SENTENCIA CONSTITUCIONAL Nº 103/01-R
Fecha: 08-Feb-2001
CONSIDERANDO:
CONSIDERANDO: Que, los recurrentes en su demanda de 5 de noviembre de 2000, corriente de fs. 21 a 23 de obrados, refieren que en el Juzgado a cargo del Juez recurrido se tramitó un proceso contencioso tributario seguido por seis personas jurídicas, J. Claros & Cia.
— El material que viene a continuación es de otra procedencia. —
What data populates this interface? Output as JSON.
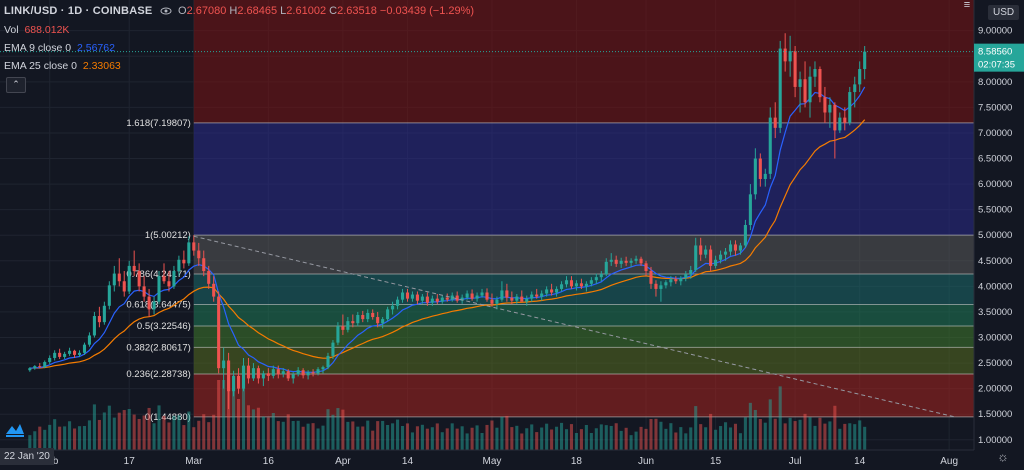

Ltda., M. Beltrán Ganci, Despachantes de Aduanas, Mediterránea S.R.L., CODEVALLE Ltda., Agencia Despachadora de Aduanas Jaldín y Universo S.R.L. contra la Dirección General de Aduanas, quien dictó la ilegal y atentatoria R.A. Nº 506/97 de 6 de junio de 1997. Que dentro de dicho proceso la demandada “habría” planteado apelación, con la cual sólo se notificó a una de las demandantes, a J. Claros & Cia. Ltda., por medio de su representante legal y apoderado Juan Claros Butrón, llevándose todo el trámite del recurso hasta la ejecutoria del Auto de Vista que lo resolvió y su devolución al Juzgado de origen sólo en conocimiento del nombrado, sin que las demás empresas puedan asumir defensa e interponer los recursos legales. Que anoticiados de dicha ilegalidad, el 11 de octubre de 2000, representaron ante la Sala recurrida, solicitando se los notifique con todas las actuaciones extrañadas; empero, su petición les fue negada por Auto de Vista de 1 de noviembre de 2000, con el argumento de que el Auto de Vista que resolvió el recurso se encontraba ejecutoriado, lo cual no era evidente, por lo que pidieron reposición del mismo, a lo que dispuso que se esté al Auto de 1 de noviembre de 2000.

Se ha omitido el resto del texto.